Speaker Bio: Karen E. Sears earned her Ph.D. from the University of Chicago’s Committee on Evolutionary Biology in 2003 and is currently a Professor in the Departments of Ecology and Evolutionary Biology and Molecular, Cell, and Developmental Biology at UCLA. Her lab seeks to harness the diversity of mammals to identify processes driving change in organisms during their lives and in lineages over time, and inform challenges in human health. Current topics of study include the developmental basis of the unique phenotypes of bats and marsupials and the developmental, cellular, and molecular basis of aging in bats.

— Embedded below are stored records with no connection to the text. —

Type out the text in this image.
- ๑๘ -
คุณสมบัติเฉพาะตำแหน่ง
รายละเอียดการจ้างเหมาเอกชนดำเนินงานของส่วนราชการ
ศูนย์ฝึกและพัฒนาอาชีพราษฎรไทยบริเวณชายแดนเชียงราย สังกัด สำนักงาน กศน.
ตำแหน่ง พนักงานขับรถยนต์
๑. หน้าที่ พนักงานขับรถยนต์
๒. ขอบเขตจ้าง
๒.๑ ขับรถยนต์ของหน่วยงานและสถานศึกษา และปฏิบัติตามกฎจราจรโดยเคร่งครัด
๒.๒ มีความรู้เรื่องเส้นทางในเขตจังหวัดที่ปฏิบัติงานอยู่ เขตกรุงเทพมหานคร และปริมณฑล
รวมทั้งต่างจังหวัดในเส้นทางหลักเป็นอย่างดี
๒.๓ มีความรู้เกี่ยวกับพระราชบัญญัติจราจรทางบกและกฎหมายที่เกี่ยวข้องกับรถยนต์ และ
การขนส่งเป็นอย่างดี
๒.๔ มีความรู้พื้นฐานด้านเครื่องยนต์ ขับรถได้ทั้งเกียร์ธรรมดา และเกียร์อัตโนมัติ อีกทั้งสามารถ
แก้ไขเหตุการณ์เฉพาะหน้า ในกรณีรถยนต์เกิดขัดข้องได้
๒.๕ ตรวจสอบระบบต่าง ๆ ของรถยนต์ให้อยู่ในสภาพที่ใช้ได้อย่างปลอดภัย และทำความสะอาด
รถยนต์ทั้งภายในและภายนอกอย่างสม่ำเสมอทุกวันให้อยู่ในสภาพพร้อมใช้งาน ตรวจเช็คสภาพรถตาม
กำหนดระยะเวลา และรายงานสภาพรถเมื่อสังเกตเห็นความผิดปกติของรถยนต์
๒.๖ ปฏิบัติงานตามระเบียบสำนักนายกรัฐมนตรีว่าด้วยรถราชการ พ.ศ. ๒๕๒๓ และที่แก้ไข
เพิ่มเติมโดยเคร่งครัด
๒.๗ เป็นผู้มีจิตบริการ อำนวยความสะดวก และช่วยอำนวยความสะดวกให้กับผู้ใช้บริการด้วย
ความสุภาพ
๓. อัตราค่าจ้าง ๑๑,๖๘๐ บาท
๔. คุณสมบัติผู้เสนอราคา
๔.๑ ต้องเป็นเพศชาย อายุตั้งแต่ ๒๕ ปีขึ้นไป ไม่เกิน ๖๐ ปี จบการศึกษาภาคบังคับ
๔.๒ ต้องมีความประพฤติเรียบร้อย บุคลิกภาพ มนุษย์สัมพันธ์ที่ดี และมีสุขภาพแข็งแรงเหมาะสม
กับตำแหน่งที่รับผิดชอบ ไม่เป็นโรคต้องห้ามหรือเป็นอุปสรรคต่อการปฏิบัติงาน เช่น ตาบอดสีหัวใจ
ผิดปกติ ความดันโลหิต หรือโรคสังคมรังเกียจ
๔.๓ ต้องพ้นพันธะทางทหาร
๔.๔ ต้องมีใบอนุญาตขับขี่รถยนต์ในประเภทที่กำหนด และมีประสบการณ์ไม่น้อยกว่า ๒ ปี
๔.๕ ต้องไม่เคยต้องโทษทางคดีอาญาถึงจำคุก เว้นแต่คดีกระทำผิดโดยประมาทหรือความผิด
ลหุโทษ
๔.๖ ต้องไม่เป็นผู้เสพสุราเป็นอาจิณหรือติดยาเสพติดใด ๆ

Talk Title: Unlocking the secrets of long life: What bats can teach us about healthy aging
Talk Description: Many bats live exceptionally long lives with minimal signs of biological aging, despite high metabolic demands. However, because of historical difficulties in estimating the chronological age of wild bats, it has proven challenging to broadly investigate the drivers of these phenomena in tissues from bats from across the clade. Here, we leverage newly developed methylation-based clocks to estimate chronological age in wild bats, enabling the most phylogenetically comprehensive study to date of age-related cellular and molecular processes in this group. By extending previous findings from isolated species to a broader taxonomic sample, our study demonstrates that bats combine enhanced genome maintenance, stable antioxidant defenses, and selective repair pathway regulation to minimize age-associated cellular decline. These results provide new insights into the evolutionary innovations underlying healthy aging and exceptional longevity in mammals.